Our strategy is proving effective and I am very conscious that the ongoing performance of the business is achieved through the ingenuity and hard work of our people in serving our customers. I thank them all on behalf of the Board. We have always sought to recognise those individuals who epitomise our values. In 2014 we developed this further, holding our first Group-wide award scheme, celebrating our colleagues who bring our values to life, who exhibit leadership in Health and Safety and who, both individually and in teams, are role models to inspire us all.

We continue to embrace keenly our obligation to act as a responsible business, recognising that delivering real social value and sustainable shareholder value go hand in hand. During the year we made further progress in our SustainAbilities strategy and are becoming increasingly confident in the differentiation this provides for us with clients, suppliers and our own people. We are also increasingly aware of our responsibilities as a major employer to help inform, guide and influence relevant areas of public policy. In April we published a report, in association with the Social Market Foundation, on how best to boost the skills and wage prospects for the low paid in the UK. We sponsored a social value summit (recently repeated) at which a number of key political leaders and policy thinkers spoke. However, whilst publications and events are useful focal points, it is our everyday actions as a responsible employer that really matter and which are reflected in our integrated reporting of our performance in social, natural and knowledge as well as financial capitals.


During the year, we were delighted to welcome Nick Salmon and Russell King to the Board as non-executive directors, and members of the Audit, Nomination and Remuneration Committees. They both bring a wealth of commercial and board governance experience. Keith Ludeman assumed chairmanship of the Remuneration Committee on 9 July and David Thorpe retired from the Board in August. David left with our gratitude for the major contribution he made to the Company over five and a half years.

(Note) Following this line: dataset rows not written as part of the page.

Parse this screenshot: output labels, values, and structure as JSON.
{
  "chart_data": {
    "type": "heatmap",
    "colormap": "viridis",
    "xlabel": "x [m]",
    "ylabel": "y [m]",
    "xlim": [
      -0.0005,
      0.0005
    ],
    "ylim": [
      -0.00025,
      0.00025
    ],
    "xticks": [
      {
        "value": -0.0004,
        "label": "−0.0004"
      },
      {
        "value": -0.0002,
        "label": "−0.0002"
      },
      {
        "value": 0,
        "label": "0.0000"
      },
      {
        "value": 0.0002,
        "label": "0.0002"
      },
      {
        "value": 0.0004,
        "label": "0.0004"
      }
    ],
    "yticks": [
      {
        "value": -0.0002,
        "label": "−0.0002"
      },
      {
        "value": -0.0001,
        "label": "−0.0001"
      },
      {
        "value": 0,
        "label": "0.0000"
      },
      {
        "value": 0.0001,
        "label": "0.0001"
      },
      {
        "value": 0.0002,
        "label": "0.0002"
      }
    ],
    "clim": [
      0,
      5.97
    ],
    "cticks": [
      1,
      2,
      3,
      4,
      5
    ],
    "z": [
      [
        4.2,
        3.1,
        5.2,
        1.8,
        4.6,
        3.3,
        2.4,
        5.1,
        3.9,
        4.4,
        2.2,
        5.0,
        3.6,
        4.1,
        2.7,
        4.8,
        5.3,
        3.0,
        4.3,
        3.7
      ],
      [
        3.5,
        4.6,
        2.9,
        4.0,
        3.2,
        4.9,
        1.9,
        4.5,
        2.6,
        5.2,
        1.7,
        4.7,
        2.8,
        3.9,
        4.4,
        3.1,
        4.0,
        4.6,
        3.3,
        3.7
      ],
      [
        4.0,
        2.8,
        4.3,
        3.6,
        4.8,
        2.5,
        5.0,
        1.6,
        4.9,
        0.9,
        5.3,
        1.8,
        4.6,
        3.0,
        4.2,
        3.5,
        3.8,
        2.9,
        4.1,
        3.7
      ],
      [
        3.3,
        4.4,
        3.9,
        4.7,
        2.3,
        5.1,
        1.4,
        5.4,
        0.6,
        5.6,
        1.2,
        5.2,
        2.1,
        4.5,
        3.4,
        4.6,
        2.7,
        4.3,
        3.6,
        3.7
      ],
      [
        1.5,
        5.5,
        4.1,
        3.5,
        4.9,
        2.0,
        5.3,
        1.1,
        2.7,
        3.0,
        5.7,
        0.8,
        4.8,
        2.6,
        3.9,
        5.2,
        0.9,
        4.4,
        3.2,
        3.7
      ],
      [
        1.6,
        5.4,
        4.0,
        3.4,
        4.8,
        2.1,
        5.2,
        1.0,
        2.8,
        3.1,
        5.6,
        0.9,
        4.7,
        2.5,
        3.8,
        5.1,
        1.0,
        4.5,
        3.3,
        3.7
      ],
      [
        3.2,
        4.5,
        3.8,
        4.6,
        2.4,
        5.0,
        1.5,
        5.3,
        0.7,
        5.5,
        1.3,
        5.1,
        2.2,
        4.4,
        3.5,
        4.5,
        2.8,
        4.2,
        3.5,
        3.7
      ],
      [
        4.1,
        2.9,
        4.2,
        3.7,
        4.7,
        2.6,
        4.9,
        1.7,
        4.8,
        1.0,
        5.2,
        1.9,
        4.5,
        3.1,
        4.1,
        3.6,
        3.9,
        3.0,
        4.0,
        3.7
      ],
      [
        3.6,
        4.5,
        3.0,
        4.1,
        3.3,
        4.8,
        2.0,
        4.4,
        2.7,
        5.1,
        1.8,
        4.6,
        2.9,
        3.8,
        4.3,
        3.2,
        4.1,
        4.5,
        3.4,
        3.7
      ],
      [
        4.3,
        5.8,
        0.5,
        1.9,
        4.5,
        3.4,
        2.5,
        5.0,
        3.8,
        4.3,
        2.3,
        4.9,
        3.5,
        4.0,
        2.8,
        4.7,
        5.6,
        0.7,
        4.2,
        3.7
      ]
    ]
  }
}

Looking ahead, after serving over nine years on the Board, our Senior Independent Director (SID), Les Cullen, will be retiring at the forthcoming Annual General Meeting. Les will be sorely missed, but I am delighted that Russell King has agreed to assume the role of SID at that time.

Finally, having been Chairman since January 2006 I have informed the Board of my intention to stand down no later than the 2016 AGM. Accordingly, the Board, under Russell King’s leadership, will undertake an external search for my successor and will make further announcements in due course.


2014 has been another year of strong progress and growth for the business and looking to the future we are encouraged by its growth potential. In the majority of our markets we are seeing signs of recovery, with the business well positioned to achieve further growth so long as the more extreme global political and economic risks do not crystallise. While optimistic, we continue to manage the business prudently to ensure it remains resilient against future economic cycles.


We continue to believe our strategy is able to deliver attractive, sustainable returns for shareholders and support a progressive dividend policy. Given our confidence in the medium-term outlook for the business we are recommending an increased final dividend of 15.5p (2013: 14.7p), bringing the total dividend for the year to 23.0p (2013: 21.5p), an increase of 7.0 per cent. The final dividend will be paid on 20 May 2015 to shareholders on the register at the close of business on 7 April 2015.